Lender-paid mortgage insurance does not mean that the lender pays for your mortgage insurance and you don’t pay. It means the lender pays the mortgage insurance on your behalf, and you pay in the form of a higher mortgage rate. For example, if you have a rate of 3.75%, you agree to pay 4% with no mortgage insurance paid out-of-pocket. It is similar to a no-cost refinance where the lender pays the closing costs and you get a higher interest rate.
Advantages of Lender-Paid Mortgage Insurance
The main advantage of lender-paid mortgage insurance is that you don’t pay mortgage insurance premiums. In some cases, this means you get a lower monthly mortgage payment. LPMI can save money if you don’t plan to stay in your home very long, or if you’re planning to refinance. If you go with LPMI, you may qualify for a larger loan amount on the purchase of a higher priced home because the monthly payment can be lower. A lower payment means you can get more loan for your income level. Another advantage is the potential for a bigger tax deduction because you’re paying more interest each month. If you earn more than $100k annually, how much you can deduct starts to decrease, which makes LPMI a good option.

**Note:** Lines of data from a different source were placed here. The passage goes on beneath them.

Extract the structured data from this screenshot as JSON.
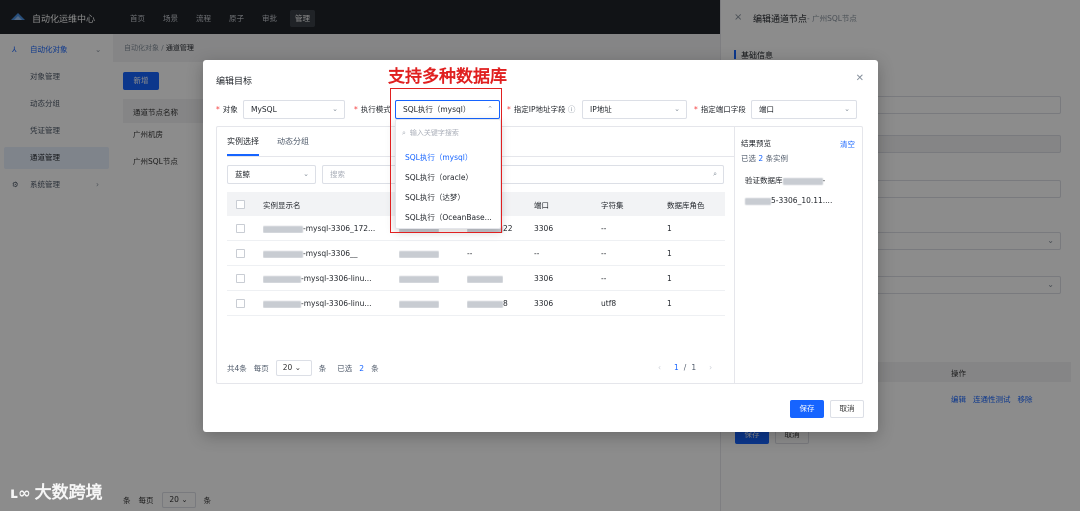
{
  "app": {
    "title": "自动化运维中心"
  },
  "topnav": [
    {
      "label": "首页",
      "active": false
    },
    {
      "label": "场景",
      "active": false
    },
    {
      "label": "流程",
      "active": false
    },
    {
      "label": "原子",
      "active": false
    },
    {
      "label": "审批",
      "active": false
    },
    {
      "label": "管理",
      "active": true
    }
  ],
  "sidebar": {
    "group": "自动化对象",
    "items": [
      "对象管理",
      "动态分组",
      "凭证管理",
      "通道管理"
    ],
    "active_item": "通道管理",
    "bottom_group": "系统管理"
  },
  "breadcrumb": {
    "parent": "自动化对象",
    "separator": "/",
    "current": "通道管理"
  },
  "bg_page": {
    "new_button": "新增",
    "column_header": "通道节点名称",
    "rows": [
      "广州机房",
      "广州SQL节点"
    ],
    "pager": {
      "per_page_label": "每页",
      "per_page_value": "20",
      "unit": "条",
      "total_prefix": "条"
    }
  },
  "drawer": {
    "title": "编辑通道节点",
    "subtitle": "- 广州SQL节点",
    "section": "基础信息",
    "ops_header": "操作",
    "ops_links": [
      "编辑",
      "连通性测试",
      "移除"
    ],
    "save_label": "保存",
    "cancel_label": "取消"
  },
  "modal": {
    "title": "编辑目标",
    "fields": {
      "object_label": "对象",
      "object_value": "MySQL",
      "exec_label": "执行模式",
      "exec_value": "SQL执行（mysql）",
      "ip_label": "指定IP地址字段",
      "ip_value": "IP地址",
      "port_label": "指定端口字段",
      "port_value": "端口"
    },
    "tabs": [
      "实例选择",
      "动态分组"
    ],
    "active_tab": "实例选择",
    "filter_value": "蓝鲸",
    "search_placeholder": "搜索",
    "columns": [
      "实例显示名",
      "端口",
      "字符集",
      "数据库角色"
    ],
    "rows": [
      {
        "name_suffix": "-mysql-3306_172...",
        "ip_tail": "22",
        "port": "3306",
        "charset": "--",
        "role": "1"
      },
      {
        "name_suffix": "-mysql-3306__",
        "ip_tail": "--",
        "port": "--",
        "charset": "--",
        "role": "1"
      },
      {
        "name_suffix": "-mysql-3306-linu...",
        "ip_tail": "",
        "port": "3306",
        "charset": "--",
        "role": "1"
      },
      {
        "name_suffix": "-mysql-3306-linu...",
        "ip_tail": "8",
        "port": "3306",
        "charset": "utf8",
        "role": "1"
      }
    ],
    "footer": {
      "total": "共4条",
      "per_page_label": "每页",
      "per_page_value": "20",
      "unit": "条",
      "selected_prefix": "已选",
      "selected_count": "2",
      "selected_unit": "条",
      "page_current": "1",
      "page_sep": "/",
      "page_total": "1"
    },
    "result": {
      "title": "结果预览",
      "clear": "清空",
      "selected_prefix": "已选",
      "selected_count": "2",
      "selected_suffix": "条实例",
      "item1_prefix": "验证数据库",
      "item2_suffix": "5-3306_10.11...."
    },
    "save_label": "保存",
    "cancel_label": "取消"
  },
  "dropdown": {
    "search_placeholder": "输入关键字搜索",
    "options": [
      "SQL执行（mysql）",
      "SQL执行（oracle）",
      "SQL执行（达梦）",
      "SQL执行（OceanBase..."
    ],
    "selected": "SQL执行（mysql）"
  },
  "annotation": {
    "text": "支持多种数据库",
    "color": "#e02020"
  },
  "watermark": {
    "text": "大数跨境"
  },
  "colors": {
    "accent": "#1664ff",
    "topbar": "#1f2329",
    "annotation": "#e02020"
  }
}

Disadvantages of Lender-Paid Mortgage Insurance
The main disadvantage of lender-paid mortgage insurance is that it cannot be terminated. Since LPMI is build into the interest rate, it is permanent until you sell or refinance your home. You are fastened to a higher interest rate for the life of the loan, which means you end up paying more interest. If you keep your mortgage until the end of its term, you will pay more with LPMI, even factoring in the tax deduction.